最后缺少的是数据。我们使用 datasets 库加载样本。

from datasets import load_dataset 
eval_ds = load_dataset("zeitgeist-ai/financial-rag-nvidia-sec", split="train").shuffle(seed=42).select(range(50))
print(f"对 {len(eval_ds)} 个样本进行评估")
少样本示例 = load_dataset("zeitgeist-ai/financial-rag-nvidia-sec","few-shot-examples" ,split="train")
print(f"对 {len(少样本示例)} 个少样本示例进行评估")

让我们测试一个例子。

import json
 
sample = [sample for sample in eval_ds.select(range(1))]
print(f"Question: {sample[0]['question']}\nContext: {sample[0]['context']}\nAnswer: {sample[0]['answer']}")
print("---" * 10)
# 如果你不是在 jupyter notebook 中，请修改此处
# responses = asyncio.run(limited_get_score(sample))
responses = await limited_get_score(sample)
print(f"Reasoing: {responses[0]['reasoning']}\nTotal Score: {responses[0]['total_score']}")

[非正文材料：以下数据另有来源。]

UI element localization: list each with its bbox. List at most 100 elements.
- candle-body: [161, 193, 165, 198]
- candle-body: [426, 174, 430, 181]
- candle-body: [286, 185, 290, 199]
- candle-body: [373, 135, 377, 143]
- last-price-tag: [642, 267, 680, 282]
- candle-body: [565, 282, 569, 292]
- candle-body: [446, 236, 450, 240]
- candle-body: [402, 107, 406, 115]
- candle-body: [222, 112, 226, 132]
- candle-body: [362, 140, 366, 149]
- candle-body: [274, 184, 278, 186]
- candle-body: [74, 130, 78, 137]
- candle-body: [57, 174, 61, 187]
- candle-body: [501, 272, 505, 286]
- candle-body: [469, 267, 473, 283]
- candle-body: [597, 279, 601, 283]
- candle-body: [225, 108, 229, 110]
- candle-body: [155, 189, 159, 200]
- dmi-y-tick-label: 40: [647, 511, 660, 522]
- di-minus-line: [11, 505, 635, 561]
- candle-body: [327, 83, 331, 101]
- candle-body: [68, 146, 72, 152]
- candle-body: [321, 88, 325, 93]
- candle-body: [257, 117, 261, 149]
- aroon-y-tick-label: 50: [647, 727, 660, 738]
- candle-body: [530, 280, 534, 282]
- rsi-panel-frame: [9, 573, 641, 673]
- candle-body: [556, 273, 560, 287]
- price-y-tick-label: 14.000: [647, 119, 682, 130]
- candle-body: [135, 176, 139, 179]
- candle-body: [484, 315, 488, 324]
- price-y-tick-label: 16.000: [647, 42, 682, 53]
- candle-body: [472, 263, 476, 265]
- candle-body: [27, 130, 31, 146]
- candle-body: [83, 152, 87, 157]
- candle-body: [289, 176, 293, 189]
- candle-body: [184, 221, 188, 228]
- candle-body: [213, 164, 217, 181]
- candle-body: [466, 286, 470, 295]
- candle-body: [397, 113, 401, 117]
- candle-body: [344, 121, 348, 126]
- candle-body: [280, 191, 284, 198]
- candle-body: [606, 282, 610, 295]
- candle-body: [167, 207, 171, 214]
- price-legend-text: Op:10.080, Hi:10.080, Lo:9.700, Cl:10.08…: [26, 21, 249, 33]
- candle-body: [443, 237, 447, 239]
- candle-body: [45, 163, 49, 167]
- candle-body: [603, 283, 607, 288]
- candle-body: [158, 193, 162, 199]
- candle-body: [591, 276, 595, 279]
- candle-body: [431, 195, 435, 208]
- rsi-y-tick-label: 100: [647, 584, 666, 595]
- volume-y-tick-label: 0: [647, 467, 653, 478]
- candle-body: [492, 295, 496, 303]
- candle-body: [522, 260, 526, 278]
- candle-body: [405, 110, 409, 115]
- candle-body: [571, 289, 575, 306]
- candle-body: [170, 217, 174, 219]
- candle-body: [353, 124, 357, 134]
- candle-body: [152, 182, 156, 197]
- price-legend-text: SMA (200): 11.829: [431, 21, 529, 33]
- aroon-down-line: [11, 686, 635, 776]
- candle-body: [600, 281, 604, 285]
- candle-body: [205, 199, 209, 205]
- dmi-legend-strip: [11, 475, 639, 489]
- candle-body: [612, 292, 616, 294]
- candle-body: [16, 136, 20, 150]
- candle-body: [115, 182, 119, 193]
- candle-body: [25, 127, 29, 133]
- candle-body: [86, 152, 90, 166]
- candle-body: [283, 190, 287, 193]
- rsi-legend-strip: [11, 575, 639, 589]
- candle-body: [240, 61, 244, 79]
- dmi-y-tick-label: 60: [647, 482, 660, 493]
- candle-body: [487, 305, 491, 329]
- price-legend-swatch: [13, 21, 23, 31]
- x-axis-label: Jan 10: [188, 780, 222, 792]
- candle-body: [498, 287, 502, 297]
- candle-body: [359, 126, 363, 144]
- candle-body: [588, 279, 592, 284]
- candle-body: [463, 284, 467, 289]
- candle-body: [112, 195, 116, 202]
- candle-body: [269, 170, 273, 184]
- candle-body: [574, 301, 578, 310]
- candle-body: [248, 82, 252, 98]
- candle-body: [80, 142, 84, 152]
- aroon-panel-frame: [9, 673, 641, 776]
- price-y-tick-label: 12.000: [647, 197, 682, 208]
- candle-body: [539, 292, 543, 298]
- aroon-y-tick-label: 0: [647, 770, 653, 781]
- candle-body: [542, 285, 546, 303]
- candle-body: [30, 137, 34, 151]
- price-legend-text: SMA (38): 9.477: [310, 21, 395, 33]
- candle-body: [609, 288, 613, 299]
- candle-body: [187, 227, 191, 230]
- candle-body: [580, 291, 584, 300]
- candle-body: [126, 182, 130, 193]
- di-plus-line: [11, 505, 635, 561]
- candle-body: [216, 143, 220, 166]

评估结果看起来不错。接下来，让我们评估所有 50 个例子，并计算平均得分。

results = await limited_get_score(eval_ds)
# Scoring:  80%|████████  | 40/50 [00:22<00:04,  2.36sample/s]
 
# 计算平均得分
total_score = sum([r["total_score"] for r in results]) / len(results)
print(f"Average Score: {total_score}")
 
# 提取得分 0 的样本
score_0 = [r for r in results if r["total_score"] == 0]
print(f"Samples with score 0: {len(score_0)}")

我们得到了 2.78 的平均分。为了理解为什么平均分只有 2.78，让我们看一个得分较低的例子，并分析其原因

# 提取得分 0 的样本
score_0 = [r for r in results if r["total_score"] == 0]
print(f"Samples with score 0: {len(score_0)}")
# Samples with score 0: 2

在我的测试中，我得到了 2 个得分 0 的样本。让我们看看第一个。

print(f"Question: {score_0[0]['question']}\nContext: {score_0[0]['context']}\nAnswer: {score_0[0]['answer']}")
print("---" * 10)
print(f"Reasoing: {score_0[0]['reasoning']}\nTotal Score: {score_0[0]['total_score']}") 

# Question: What was the total dollar value of outstanding commercial real estate loans at the end of 2023?
# Context: The total outstanding commercial real estate loans amounted to $72,878 million at the end of December 2022.
# Answer: $72.878 billion
# ------------------------------
# Reasoning: 1. Context: The answer does not use the correct information from the provided context. The context mentions the total outstanding commercial real estate loans at the end of December 2022, but the answer provides a value without specifying the correct year. Therefore, no points are awarded for context.
# 2. Completeness: The answer provides a dollar value, but it does not address the key element of the question, which is the total dollar value at the end of 2023. The context only provides information about 2022, and the answer does not clarify or provide the correct information for 2023. Thus, no points are awarded for completeness.
# 3. Conciseness: The answer is concise, but it does not address the correct question. If the answer had provided a value with a clear statement that the information is not available for 2023, it would have been more accurate. However, in this case, the answer is concise but incorrect.
# Total Score: 0

我们的 LLM 评估模型正确地识别出问题询问的是 2023 年的数据，但上下文只提供了 2022 年的信息。此外，我们还发现完整性和简洁性标准非常依赖于上下文。根据实际需求，我们可以对提示进行改进。

四、限制

LLM 作为评估模型，可能倾向于更喜欢 LLM 生成的文本，而不是人类编写的文本。我们可以通过使用人类专家生成的高质量少样本示例来缓解这个问题。

提示、预定义的步骤和标准对评估结果至关重要，但它们可能无法与所有用例完美契合。G-EVAL 和 Self-Rewarding Language Models 论文给出了更多关于如何微调提示以获得更好对齐的示例。

使用 LLM 作为评估模型存在一些局限性。一个关键问题是评估结果可能存在偏见和不一致性。我们使用的预定义步骤和标准可能无法与所有用例完美契合，因此需要根据具体情况进行调整。G-EVAL 和 Self-Rewarding Language Models 论文提供了更多关于如何微调提示以获得更好对齐的示例。

此外，加法分数虽然简单有效，但并非适用于所有情况。有时，一个简单的布尔检查（正确/不正确）就足够了。

最后，不要忘记评估模型的上下文窗口。如果提示超过了窗口大小，可能会增加评估的难度。